Die US-Börsenaufsicht SEC hat am 2. Oktober 2024 im laufenden Rechtsstreit gegen Ripple Labs Berufung eingelegt. Damit stellt die Behörde das Urteil von Richterin Analisa Torres aus dem Juli 2023 infrage, das feststellte, dass XRP kein Wertpapier im klassischen Sinne sei. In diesem Urteil wurde entschieden, dass der programmatische Verkauf von XRP auf Sekundärmärkten nicht als Wertpapiertransaktion anzusehen sei. Gleichzeitig befand das Gericht jedoch, dass Ripple bei Verkäufen an institutionelle Investoren gegen Wertpapiergesetze verstoßen habe. Die Berufung der SEC könnte beide Urteile betreffen.
Ripple erwägt Gegenmaßnahmen – XRP unter Druck
Ripple zeigte sich wenig überrascht von der Entscheidung der SEC, den Rechtsstreit weiterzuführen. Stuart Alderoty, Chefjustiziar des Unternehmens, kritisierte die Vorgehensweise der Behörde scharf: „Dieser Fall war von Beginn an eine Blamage für die SEC.“ Ripple erwäge, bis zum 18. Oktober eine Gegenberufung einzureichen.

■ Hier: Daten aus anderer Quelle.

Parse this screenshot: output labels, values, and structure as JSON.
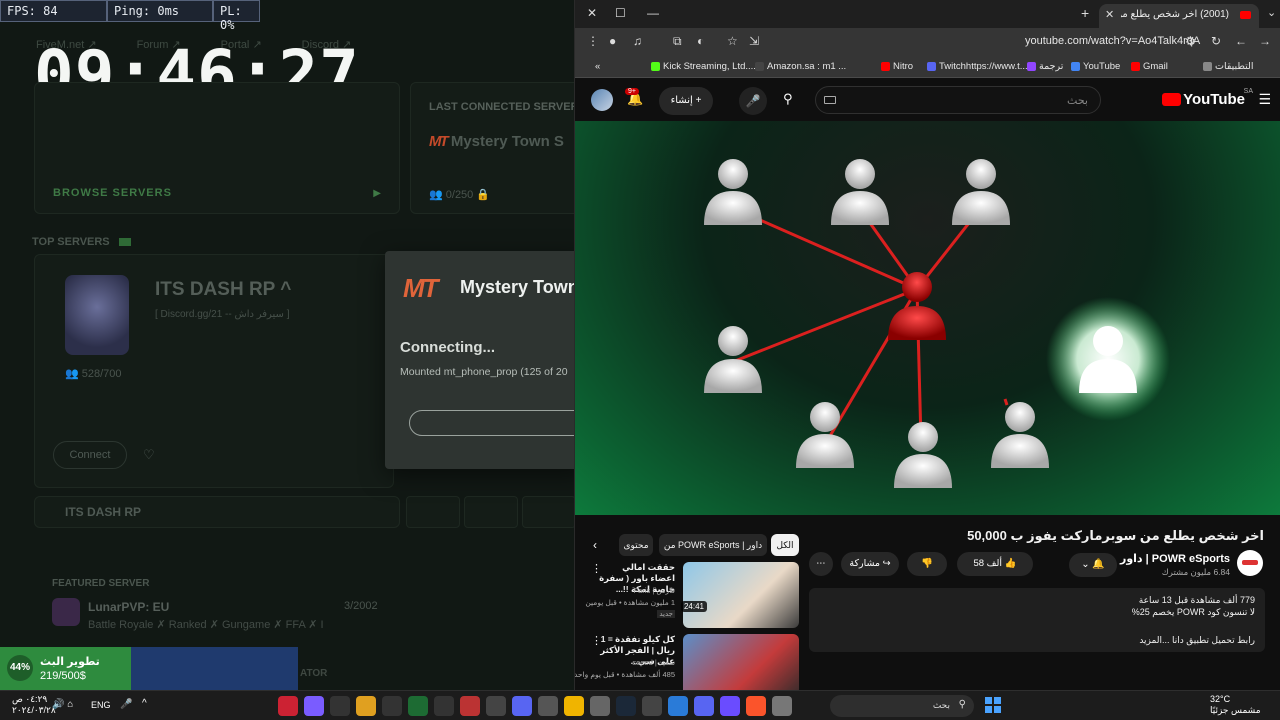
{
  "launcher": {
    "fps": "FPS: 84",
    "ping": "Ping: 0ms",
    "pl": "PL: 0%",
    "clock": "09:46:27",
    "nav": [
      "FiveM.net",
      "Forum",
      "Portal",
      "Discord"
    ],
    "browse_label": "BROWSE SERVERS",
    "last_connected_title": "LAST CONNECTED SERVER",
    "last_connected_logo": "MT",
    "last_connected_name": "Mystery Town S",
    "last_connected_players": "0/250",
    "top_servers_title": "TOP SERVERS",
    "top_server_name": "ITS DASH RP",
    "top_server_sub": "[ Discord.gg/21 -- سيرفر داش ]",
    "top_server_players": "528/700",
    "connect_label": "Connect",
    "row_server_name": "ITS DASH RP",
    "featured_title": "FEATURED SERVER",
    "featured_name": "LunarPVP: EU",
    "featured_desc": "Battle Royale ✗ Ranked ✗ Gungame ✗ FFA ✗ I",
    "featured_players": "3/2002",
    "bottom_faint": "ATOR",
    "dialog": {
      "logo": "MT",
      "title": "Mystery Town",
      "status": "Connecting...",
      "detail": "Mounted mt_phone_prop (125 of 20"
    },
    "progress_widget": {
      "percent": "44%",
      "percent_value": 0.44,
      "name": "تطوير البث",
      "amount": "219/500$"
    }
  },
  "browser": {
    "tab_title": "(2001) اخر شخص يطلع من سو",
    "url": "youtube.com/watch?v=Ao4Talk4rqA",
    "bookmarks": [
      "التطبيقات",
      "Gmail",
      "YouTube",
      "ترجمة",
      "Twitchhttps://www.t...",
      "Nitro",
      "Amazon.sa : m1 ...",
      "Kick Streaming, Ltd...."
    ],
    "youtube": {
      "logo": "YouTube",
      "region": "SA",
      "search_placeholder": "بحث",
      "create_label": "إنشاء",
      "notif_badge": "9+",
      "video_title": "اخر شخص يطلع من سوبرماركت يفوز ب 50,000",
      "channel_name": "POWR eSports | داور",
      "channel_subs": "6.84 مليون مشترك",
      "likes": "58 ألف",
      "share_label": "مشاركة",
      "description": {
        "line1": "779 ألف مشاهدة  قبل 13 ساعة",
        "line2": "لا تنسون كود POWR يخصم 25%",
        "line3": "رابط تحميل تطبيق دانا ...المزيد"
      },
      "chips": [
        "الكل",
        "من POWR eSports | داور",
        "محتوى"
      ],
      "recommendations": [
        {
          "title": "حققت امالي اعضاء باور ( سفرة خاصة لمكة !!...",
          "channel": "فارس | Faris",
          "meta": "1 مليون مشاهدة • قبل يومين",
          "badge": "جديد",
          "duration": "24:41"
        },
        {
          "title": "كل كيلو تفقدة = 1 ريال | الفجر الأكثر على سي...",
          "channel": "سعيد | saeed",
          "meta": "485 ألف مشاهدة • قبل يوم واحد",
          "badge": "",
          "duration": ""
        }
      ]
    }
  },
  "taskbar": {
    "time": "٠٤:٢٩ ص",
    "date": "٢٠٢٤/٠٣/٢٨",
    "lang": "ENG",
    "search_placeholder": "بحث",
    "weather_temp": "32°C",
    "weather_desc": "مشمس جزئيًا"
  },
  "colors": {
    "youtube_red": "#ff0000",
    "launcher_green": "#2e8b3e",
    "mt_orange": "#e0643a"
  }
}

Dabei könnte es um das Urteil zu den institutionellen Verkäufen oder um die im August verhängte Strafe von 125 Millionen US-Dollar gehen.
Die Unsicherheit rund um die anhaltenden rechtlichen Auseinandersetzungen belastet auch den Kurs von XRP. Nach Bekanntwerden der Berufung fiel der Kurs der Kryptowährung um etwa 10 % und notierte zuletzt bei 0,5431 Dollar.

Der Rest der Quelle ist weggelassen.